Segundo a professora, no livro de Rushdie, Salman atribui a visões sexistas de Mahound certas passagens reais no Alcorão que colocam os homens “no comando das mulheres” e dão a eles o direito de atacar esposas de quem “temor arrogância”.

“Através de Mahound, Rushdie parece lançar dúvidas sobre a natureza divina do Alcorão.”

Autor do livro defendeu desafio a textos religiosos 

Para muitos muçulmanos, Rushdie, em sua recontagem fictícia do nascimento dos principais eventos do Islã, sugere que, em vez de Deus, o próprio Profeta Maomé é a fonte das verdades reveladas, explica Renaud. 

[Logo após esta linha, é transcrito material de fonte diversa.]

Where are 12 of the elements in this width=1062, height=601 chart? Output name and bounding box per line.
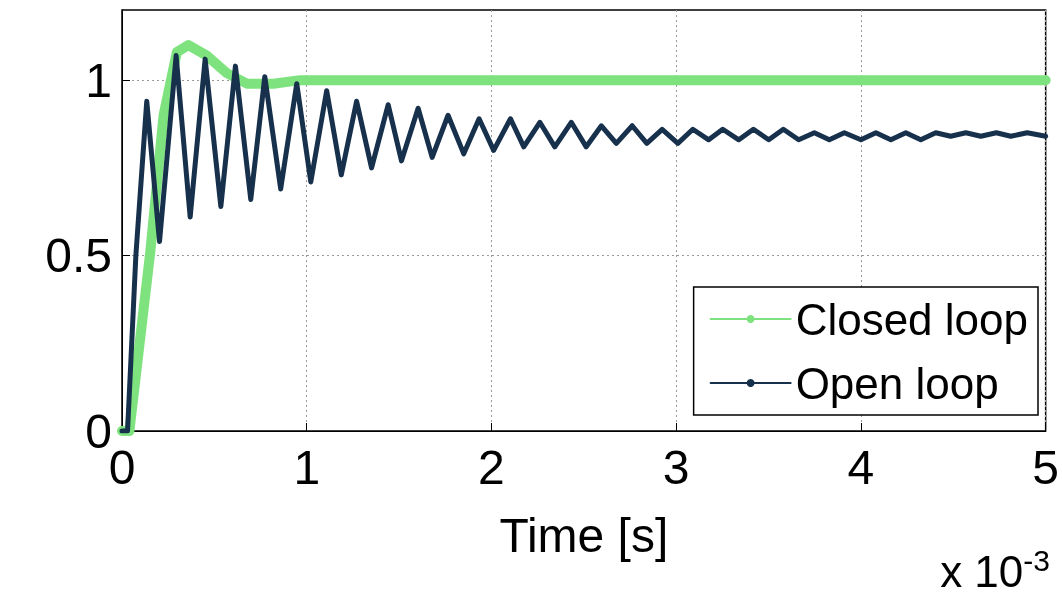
y-tick-label: 1 <box>85 53 112 107</box>
legend-label: Closed loop <box>795 294 1028 344</box>
x-tick-label: 5 <box>1032 440 1059 494</box>
x-tick-label: 1 <box>293 440 321 494</box>
x-tick-label: 2 <box>478 440 505 494</box>
x-axis-title: Time [s] <box>499 508 669 562</box>
legend-label: Open loop <box>795 358 999 408</box>
x-tick-label: 3 <box>662 440 690 494</box>
y-tick-label: 0 <box>85 404 112 458</box>
x-tick-label: 4 <box>847 440 875 494</box>
text: x 10$^{-3}$ <box>940 544 1050 597</box>
y-tick-label: 0.5 <box>45 229 112 283</box>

Ela lembra que em defesa de Rushdie, alguns estudiosos argumentaram que sua “zombaria irreverente” destinava-se a explorar se é possível separar o fato da ficção. 

E cita uma entrevista de 2015, em que Rushdie defendeu que os textos religiosos devem estar abertos a desafios.

“Por que não podemos debater o Islã?

“É possível respeitar os indivíduos, protegê-los da intolerância, enquanto é cético em relação às suas ideias, até mesmo criticá-los ferozmente.”

No entanto, como admitiu a professora, essa visão entra em conflito com a visão daqueles para quem o Alcorão é a palavra literal de Deus.

E foi essa visão que levou o jovem Hadi Matar a cumprir a fatwa que havia sido oficialmente suspensa após a morte de Khomeini, mas que ficou viva entre muçulmanos inconformados com o escritor, cujas obras já foram publicadas em mais de 40 idiomas.